A anti-whaling activist from New Zealand who was handed a suspended sentence for obstructing the annual Japanese whale hunt has vowed to continue his crusade.
Peter Bethune was deported from Japan after receiving a suspended two-year sentence for obstructing Japanese whaling in the Antarctic Ocean.
Speaking on his return home, Bethune said he would never give up his fight.
But the 45-year-old said he was unsure if he would return to Antarctic waters.
Bethune was detained aboard a Japanese whaler in the middle of the Antarctic Ocean in February after clambering aboard. He was arrested when the vessel returned to Japan.

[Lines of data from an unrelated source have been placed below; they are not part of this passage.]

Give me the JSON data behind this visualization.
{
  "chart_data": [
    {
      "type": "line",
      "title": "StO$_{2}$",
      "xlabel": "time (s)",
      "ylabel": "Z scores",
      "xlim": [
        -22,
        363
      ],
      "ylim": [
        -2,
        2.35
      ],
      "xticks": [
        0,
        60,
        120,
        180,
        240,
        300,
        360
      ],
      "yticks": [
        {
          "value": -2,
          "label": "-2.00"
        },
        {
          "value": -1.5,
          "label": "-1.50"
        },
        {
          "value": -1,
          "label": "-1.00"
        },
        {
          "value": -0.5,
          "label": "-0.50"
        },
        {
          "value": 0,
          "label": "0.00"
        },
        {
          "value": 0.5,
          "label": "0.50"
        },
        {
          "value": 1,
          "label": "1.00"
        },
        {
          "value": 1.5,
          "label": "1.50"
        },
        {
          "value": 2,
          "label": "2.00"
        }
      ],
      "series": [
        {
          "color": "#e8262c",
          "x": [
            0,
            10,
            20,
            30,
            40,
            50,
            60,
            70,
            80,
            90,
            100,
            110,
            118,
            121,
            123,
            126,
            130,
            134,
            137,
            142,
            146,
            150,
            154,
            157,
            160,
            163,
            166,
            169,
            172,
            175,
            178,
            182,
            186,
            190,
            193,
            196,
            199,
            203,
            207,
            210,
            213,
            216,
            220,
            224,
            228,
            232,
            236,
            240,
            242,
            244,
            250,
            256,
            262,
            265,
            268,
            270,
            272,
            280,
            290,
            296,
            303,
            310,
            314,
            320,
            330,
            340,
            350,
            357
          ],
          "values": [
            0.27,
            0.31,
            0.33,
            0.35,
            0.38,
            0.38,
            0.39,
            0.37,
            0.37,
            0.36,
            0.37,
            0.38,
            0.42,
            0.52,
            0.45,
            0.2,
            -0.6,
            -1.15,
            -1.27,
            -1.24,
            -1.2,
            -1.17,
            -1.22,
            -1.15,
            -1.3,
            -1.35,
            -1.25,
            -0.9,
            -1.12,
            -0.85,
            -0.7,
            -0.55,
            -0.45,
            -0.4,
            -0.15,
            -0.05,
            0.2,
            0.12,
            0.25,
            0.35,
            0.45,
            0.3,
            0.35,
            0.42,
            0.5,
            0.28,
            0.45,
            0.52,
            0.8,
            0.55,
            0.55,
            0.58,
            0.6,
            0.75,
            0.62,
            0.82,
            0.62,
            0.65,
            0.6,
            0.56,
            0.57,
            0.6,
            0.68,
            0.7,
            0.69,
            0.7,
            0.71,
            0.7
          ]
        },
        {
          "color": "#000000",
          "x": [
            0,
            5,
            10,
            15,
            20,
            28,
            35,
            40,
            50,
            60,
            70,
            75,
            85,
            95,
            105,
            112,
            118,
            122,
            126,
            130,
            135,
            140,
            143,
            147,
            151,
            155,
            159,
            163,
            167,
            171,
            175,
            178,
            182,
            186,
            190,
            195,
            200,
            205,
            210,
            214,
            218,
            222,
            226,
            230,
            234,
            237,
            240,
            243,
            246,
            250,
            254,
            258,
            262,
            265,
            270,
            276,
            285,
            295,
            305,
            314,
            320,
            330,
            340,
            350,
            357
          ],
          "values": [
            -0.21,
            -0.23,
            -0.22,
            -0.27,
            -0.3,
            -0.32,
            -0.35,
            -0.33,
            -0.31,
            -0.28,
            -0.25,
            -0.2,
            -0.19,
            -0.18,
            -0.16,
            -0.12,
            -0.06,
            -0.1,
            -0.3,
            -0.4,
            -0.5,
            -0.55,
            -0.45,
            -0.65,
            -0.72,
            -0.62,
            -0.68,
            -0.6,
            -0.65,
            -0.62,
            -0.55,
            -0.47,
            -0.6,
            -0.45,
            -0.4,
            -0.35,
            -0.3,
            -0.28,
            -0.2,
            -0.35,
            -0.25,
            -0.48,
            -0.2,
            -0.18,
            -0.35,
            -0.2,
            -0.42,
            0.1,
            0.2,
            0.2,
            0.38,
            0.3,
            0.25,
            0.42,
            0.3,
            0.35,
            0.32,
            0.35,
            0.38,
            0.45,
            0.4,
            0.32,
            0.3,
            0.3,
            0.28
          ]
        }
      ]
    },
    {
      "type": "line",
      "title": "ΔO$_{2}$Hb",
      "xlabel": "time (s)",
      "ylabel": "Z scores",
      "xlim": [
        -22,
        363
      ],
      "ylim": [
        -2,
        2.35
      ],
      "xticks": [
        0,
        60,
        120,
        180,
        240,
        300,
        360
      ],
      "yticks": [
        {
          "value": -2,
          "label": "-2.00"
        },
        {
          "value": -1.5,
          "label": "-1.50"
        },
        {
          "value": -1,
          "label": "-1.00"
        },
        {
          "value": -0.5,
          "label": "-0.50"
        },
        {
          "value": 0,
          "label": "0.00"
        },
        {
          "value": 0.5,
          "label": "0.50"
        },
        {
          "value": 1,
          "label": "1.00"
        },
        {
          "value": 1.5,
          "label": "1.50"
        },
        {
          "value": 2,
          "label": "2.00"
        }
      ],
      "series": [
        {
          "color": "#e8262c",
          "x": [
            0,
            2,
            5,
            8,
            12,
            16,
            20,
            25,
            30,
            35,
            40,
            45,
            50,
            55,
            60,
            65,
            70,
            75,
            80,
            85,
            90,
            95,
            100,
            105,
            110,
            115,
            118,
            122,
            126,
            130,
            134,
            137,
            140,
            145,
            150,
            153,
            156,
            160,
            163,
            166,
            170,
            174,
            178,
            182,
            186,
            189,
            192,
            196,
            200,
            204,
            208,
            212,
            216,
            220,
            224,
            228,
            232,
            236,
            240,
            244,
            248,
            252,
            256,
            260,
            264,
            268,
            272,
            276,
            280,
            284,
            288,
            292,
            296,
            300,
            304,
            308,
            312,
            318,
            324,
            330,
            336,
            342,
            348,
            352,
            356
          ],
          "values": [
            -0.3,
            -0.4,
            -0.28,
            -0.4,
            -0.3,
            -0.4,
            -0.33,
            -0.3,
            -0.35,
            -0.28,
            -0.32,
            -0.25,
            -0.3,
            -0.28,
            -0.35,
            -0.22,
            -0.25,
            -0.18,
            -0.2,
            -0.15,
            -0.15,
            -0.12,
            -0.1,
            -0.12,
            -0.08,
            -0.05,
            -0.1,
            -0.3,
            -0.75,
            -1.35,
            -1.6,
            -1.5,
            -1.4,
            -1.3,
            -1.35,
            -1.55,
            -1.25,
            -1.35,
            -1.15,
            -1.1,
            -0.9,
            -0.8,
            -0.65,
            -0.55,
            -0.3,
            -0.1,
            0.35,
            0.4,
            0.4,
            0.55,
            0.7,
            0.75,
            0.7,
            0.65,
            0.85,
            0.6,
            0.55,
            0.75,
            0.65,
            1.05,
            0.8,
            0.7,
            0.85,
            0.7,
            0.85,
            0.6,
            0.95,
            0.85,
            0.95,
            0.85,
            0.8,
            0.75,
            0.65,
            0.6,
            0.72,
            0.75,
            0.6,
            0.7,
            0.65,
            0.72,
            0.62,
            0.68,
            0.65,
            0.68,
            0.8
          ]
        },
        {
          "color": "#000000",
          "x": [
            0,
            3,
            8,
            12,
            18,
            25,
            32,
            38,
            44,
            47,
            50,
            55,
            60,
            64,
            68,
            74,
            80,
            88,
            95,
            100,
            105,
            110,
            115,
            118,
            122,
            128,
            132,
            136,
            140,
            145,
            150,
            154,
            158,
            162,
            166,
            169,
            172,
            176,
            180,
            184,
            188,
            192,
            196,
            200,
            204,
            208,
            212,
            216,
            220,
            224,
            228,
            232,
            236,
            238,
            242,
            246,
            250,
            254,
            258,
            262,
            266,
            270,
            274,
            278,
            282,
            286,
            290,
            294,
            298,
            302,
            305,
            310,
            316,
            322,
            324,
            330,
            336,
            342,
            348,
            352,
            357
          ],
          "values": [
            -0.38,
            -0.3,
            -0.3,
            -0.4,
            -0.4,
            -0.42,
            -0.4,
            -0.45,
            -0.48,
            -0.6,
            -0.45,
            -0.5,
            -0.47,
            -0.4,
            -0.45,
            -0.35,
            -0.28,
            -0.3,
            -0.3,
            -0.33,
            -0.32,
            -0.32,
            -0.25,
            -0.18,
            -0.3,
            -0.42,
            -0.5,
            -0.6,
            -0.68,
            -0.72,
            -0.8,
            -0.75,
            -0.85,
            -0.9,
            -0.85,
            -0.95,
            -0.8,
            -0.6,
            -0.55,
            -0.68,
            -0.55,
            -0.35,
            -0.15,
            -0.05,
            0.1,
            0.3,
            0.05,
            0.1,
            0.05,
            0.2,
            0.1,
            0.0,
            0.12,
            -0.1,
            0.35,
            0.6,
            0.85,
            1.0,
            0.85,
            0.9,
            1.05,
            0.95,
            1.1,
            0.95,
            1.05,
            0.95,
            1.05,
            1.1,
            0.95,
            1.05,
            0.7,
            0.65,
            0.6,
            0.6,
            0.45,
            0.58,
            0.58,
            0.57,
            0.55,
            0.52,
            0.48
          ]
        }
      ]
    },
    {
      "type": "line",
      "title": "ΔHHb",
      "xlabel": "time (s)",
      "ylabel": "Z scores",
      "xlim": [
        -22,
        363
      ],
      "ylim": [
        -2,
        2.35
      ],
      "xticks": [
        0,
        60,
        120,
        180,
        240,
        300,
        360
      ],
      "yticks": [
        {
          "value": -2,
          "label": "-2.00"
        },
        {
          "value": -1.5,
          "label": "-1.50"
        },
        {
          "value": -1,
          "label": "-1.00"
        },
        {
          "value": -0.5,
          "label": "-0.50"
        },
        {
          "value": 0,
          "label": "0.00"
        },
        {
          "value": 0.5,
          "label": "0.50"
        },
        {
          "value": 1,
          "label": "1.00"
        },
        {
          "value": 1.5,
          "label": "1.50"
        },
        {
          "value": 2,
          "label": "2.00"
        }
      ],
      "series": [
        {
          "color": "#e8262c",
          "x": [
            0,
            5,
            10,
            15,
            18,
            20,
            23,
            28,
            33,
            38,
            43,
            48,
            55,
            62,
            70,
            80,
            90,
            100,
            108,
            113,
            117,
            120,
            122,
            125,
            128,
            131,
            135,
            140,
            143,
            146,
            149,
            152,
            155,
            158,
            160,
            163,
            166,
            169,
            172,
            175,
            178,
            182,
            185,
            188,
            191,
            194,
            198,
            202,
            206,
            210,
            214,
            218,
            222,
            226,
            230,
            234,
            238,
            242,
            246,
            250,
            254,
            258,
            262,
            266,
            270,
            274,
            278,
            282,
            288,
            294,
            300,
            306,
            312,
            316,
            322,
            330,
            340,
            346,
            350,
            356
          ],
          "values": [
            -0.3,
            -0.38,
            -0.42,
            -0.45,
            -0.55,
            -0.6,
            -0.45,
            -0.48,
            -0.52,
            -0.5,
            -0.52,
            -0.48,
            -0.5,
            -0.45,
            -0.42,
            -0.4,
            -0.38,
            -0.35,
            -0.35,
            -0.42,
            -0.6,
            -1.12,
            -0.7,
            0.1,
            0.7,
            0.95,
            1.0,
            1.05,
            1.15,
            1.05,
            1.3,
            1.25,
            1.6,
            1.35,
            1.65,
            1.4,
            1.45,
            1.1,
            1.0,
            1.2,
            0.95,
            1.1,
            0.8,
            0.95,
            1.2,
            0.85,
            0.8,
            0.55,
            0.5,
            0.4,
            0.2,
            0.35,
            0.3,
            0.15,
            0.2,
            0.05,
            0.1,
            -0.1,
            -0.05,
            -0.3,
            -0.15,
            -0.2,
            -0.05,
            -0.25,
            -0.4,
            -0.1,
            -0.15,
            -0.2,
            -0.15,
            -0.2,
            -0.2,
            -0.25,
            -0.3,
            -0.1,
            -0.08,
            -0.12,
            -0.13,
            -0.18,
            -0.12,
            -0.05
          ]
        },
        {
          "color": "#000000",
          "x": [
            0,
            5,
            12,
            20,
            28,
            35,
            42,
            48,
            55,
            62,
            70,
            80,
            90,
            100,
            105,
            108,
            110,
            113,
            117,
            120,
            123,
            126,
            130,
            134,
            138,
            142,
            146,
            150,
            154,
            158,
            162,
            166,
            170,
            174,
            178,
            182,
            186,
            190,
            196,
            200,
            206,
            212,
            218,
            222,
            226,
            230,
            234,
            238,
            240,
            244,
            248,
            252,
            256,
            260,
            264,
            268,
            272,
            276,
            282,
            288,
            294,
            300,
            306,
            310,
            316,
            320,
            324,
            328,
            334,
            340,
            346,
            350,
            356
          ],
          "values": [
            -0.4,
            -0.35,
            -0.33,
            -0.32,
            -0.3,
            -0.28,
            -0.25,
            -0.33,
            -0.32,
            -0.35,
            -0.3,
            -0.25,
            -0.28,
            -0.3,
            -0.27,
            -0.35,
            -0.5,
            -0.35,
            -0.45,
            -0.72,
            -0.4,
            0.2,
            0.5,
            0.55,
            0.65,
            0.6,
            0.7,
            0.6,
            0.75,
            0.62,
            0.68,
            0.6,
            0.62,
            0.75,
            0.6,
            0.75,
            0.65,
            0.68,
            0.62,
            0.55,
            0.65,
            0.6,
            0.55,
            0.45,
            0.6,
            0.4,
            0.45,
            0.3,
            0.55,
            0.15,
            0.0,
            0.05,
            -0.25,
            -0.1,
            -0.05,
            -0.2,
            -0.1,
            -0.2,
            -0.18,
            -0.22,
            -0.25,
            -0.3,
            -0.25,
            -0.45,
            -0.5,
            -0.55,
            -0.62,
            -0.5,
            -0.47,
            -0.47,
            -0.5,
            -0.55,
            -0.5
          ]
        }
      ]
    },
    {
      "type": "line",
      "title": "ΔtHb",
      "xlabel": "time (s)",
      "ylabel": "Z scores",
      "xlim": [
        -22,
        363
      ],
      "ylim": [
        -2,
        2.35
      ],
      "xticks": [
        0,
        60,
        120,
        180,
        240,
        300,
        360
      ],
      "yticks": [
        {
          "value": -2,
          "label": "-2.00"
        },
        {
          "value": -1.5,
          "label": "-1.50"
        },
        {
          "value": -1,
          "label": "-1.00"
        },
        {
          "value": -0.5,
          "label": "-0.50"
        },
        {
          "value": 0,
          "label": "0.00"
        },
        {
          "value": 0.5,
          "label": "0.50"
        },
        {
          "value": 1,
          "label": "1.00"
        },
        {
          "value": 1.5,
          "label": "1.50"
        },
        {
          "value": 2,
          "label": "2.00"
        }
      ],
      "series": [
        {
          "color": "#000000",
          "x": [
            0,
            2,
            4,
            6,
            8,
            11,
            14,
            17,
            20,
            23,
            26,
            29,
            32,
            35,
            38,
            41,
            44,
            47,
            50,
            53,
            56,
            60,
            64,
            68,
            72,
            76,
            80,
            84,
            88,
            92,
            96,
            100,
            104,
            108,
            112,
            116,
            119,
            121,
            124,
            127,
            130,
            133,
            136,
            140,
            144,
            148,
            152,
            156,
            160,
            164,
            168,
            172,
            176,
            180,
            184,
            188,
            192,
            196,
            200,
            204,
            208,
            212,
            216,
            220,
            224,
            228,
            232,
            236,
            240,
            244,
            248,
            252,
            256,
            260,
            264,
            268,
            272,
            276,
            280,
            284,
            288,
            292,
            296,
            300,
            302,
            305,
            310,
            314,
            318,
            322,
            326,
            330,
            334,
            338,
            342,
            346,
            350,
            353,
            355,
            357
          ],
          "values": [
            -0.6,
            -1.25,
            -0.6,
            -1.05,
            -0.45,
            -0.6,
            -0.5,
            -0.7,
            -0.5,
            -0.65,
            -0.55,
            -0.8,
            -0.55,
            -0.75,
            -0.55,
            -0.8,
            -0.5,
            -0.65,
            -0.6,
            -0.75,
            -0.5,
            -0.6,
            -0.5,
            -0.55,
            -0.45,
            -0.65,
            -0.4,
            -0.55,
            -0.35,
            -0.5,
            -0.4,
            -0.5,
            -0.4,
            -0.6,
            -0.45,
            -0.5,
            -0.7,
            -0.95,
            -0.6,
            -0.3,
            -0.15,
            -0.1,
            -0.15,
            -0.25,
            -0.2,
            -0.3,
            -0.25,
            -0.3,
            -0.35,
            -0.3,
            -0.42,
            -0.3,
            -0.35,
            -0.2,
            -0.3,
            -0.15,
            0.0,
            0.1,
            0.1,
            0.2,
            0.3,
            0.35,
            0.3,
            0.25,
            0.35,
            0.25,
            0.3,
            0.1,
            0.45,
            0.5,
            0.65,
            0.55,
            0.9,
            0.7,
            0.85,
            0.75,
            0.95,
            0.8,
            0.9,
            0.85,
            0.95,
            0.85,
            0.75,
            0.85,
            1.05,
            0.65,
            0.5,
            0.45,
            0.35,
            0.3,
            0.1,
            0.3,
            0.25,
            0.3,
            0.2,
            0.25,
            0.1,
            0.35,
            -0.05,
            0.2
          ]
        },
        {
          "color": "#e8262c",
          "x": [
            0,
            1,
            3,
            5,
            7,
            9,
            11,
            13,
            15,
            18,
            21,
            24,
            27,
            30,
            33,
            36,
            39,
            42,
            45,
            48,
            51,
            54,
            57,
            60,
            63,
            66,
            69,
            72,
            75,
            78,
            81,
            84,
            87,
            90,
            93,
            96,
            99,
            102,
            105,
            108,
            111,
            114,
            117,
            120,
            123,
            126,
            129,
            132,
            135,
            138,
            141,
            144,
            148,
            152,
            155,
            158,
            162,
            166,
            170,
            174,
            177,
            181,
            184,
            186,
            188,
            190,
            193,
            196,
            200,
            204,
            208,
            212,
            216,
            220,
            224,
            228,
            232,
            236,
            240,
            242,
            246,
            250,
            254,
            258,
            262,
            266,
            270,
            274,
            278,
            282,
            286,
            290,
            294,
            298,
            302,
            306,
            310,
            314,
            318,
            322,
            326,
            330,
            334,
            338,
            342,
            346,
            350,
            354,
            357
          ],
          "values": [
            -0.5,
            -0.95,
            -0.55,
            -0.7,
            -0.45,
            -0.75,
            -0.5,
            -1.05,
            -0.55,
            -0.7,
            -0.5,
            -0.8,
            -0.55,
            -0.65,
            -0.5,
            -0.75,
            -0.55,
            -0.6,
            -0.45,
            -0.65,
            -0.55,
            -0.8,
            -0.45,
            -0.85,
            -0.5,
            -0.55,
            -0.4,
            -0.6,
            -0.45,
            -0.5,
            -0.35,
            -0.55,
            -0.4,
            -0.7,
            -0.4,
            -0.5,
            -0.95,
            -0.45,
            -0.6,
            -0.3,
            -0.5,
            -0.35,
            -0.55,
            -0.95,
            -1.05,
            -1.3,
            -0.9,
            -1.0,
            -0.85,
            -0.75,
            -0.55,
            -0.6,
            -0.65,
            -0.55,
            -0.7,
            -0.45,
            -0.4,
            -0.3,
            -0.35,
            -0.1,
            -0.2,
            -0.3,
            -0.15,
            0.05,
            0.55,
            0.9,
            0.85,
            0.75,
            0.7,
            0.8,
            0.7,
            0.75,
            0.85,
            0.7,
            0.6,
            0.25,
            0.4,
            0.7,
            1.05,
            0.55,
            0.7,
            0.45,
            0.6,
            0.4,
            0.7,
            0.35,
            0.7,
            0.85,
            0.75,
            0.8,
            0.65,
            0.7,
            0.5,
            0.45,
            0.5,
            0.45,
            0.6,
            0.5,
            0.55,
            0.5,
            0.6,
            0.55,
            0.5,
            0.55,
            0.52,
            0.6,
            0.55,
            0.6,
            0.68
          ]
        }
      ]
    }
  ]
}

The former member of the conservation group Sea Shepherd was escorted by immigration officers onto an Air New Zealand flight bound for Auckland on Friday.
Throwing stink bombs
Speaking in the city on Saturday, Bethune said that he was ready for a coffee.
“I want to go to a coffee shop,” he told the NZ Herald newspaper.
“In prison, there’s nothing to do. You are stuck in a cell 23-and-a-half hours a day and I have been looking forward to going to a coffee shop and having a coffee and a muffin.”
AFP news agency reported that Bethune said he would never give up his fight to stop Japanese whaling.
The activist, who spent four months in a Tokyo jail, had pleaded guilty to four out of five charges but had denied assault.
He had admitted charges of trespassing, vandalism, possession of a knife and obstructing business.
Bethune was also found guilty of assault, by throwing stink bombs made of butyric acid – rancid butter – at whalers.
He was part of the Sea Shepherd anti-whaling group, which tries each year to block Japan’s annual hunt.
He was the captain of the Ady Gil, a speed boat split in two during a clash with the whalers on 6 January.
Earlier, he had told his trial that he had wanted to confront the Japanese ship’s captain and hand him a $3 million bill for the destruction of the vessel.
Large numbers of police officers were on duty outside the court in Tokyo where the verdict was delivered on Wednesday.
Japan abandoned commercial whaling in 1986 after agreeing to a global moratorium.
But it says that whaling is part of its culture and catches hundreds of whales each year as part of what it calls a scientific research programme.